To test whether languages spoken by more people are more sound symbolic, we selected 20 languages spoken by millions of people, avoiding familiar European languages (Median=81.7m; range: 24.5m-1.1billion) and 20 languages spoken by only hundreds or thousands of people (Median=3,750; range: 200-314,000). We generated recordings of the words ‘big’ and ‘small’ in those languages using text-to-speech synthesizers. We selected the words ‘big’ and ‘small’ as there is an established link between front vowels and small size and back vowels and large size [e.g., 6]. 128 participants (native English speakers: N=95) heard the words in random order and guessed whether they meant ‘big’ or ‘small’. If a word sounded familiar, participants indicated that and did not guess the meaning.
A logistic mixed effects regression revealed that participants were better at guessing word meanings in languages spoken by many vs few people, whether size is coded categorically (β=-0.3, SE=0.15, z=-2, p<0.05; Fig 1a) or using the (log) number of speakers (β=0.03, SE=0.01, z=2.1, p<0.04; Fig 1b). Next, we examined whether participants relied on the established sound symbolic vowel pattern to make their judgments. Indeed, participants were more likely to guess that a word means “big” the more back vs front vowels it had (β=0.16, SE=0.05, z=3.2, p<0.01; Fig 2). Participants exhibited this pattern even though English, which was the instruction language and the native language of the majority of participants, shows the opposite pattern in the words ‘big’ and ‘small’, and these words served as response labels. Participants’ responses then did not merely reflect their native language. Interestingly, widely-spoken languages were not more likely than less common languages to have front/back vowels to indicate small/large size (p>0.1). This indicates that widely-spoken languages rely on different sound symbolic cues. Exploratory analyses suggest that larger languages rely more on sound-symbolic consonants, potentially because there are greater individual differences in vowel production rendering consonant-based patterns more robust in larger communities.

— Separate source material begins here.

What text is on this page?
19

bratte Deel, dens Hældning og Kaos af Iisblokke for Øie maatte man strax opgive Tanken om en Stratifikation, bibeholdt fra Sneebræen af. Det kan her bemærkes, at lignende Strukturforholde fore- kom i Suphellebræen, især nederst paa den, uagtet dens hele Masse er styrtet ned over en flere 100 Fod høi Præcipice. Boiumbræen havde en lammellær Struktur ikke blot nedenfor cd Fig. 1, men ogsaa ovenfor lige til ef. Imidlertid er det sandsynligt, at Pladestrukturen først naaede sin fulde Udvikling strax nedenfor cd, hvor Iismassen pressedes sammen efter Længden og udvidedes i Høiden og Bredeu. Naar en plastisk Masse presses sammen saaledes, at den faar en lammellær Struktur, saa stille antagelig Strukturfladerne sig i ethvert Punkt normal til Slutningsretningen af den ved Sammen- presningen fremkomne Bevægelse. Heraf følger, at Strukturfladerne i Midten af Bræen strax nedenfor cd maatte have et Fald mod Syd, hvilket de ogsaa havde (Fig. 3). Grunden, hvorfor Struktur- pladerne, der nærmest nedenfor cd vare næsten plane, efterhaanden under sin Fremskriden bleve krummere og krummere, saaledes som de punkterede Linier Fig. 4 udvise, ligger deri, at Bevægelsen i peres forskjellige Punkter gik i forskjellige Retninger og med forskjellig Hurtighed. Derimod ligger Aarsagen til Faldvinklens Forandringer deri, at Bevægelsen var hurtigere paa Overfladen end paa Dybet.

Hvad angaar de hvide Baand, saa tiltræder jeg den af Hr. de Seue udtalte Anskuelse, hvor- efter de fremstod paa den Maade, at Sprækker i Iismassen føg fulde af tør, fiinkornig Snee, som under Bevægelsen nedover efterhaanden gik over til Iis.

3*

This study shows that widely-spoken languages are more sound symbolic than languages spoken by few people. We propose that this is driven by the need to overcome the greater communicative challenges in larger communities. Some research suggests that languages lose their iconicity with time [e.g., 7 for sign languages]. This study suggests that having a larger community of speakers can lead to maintenance or enhancement of iconicity. Interestingly, the study also suggests that community size might not only influence the degree to which languages rely on sound symbolism but which sound symbolic patterns they exploit.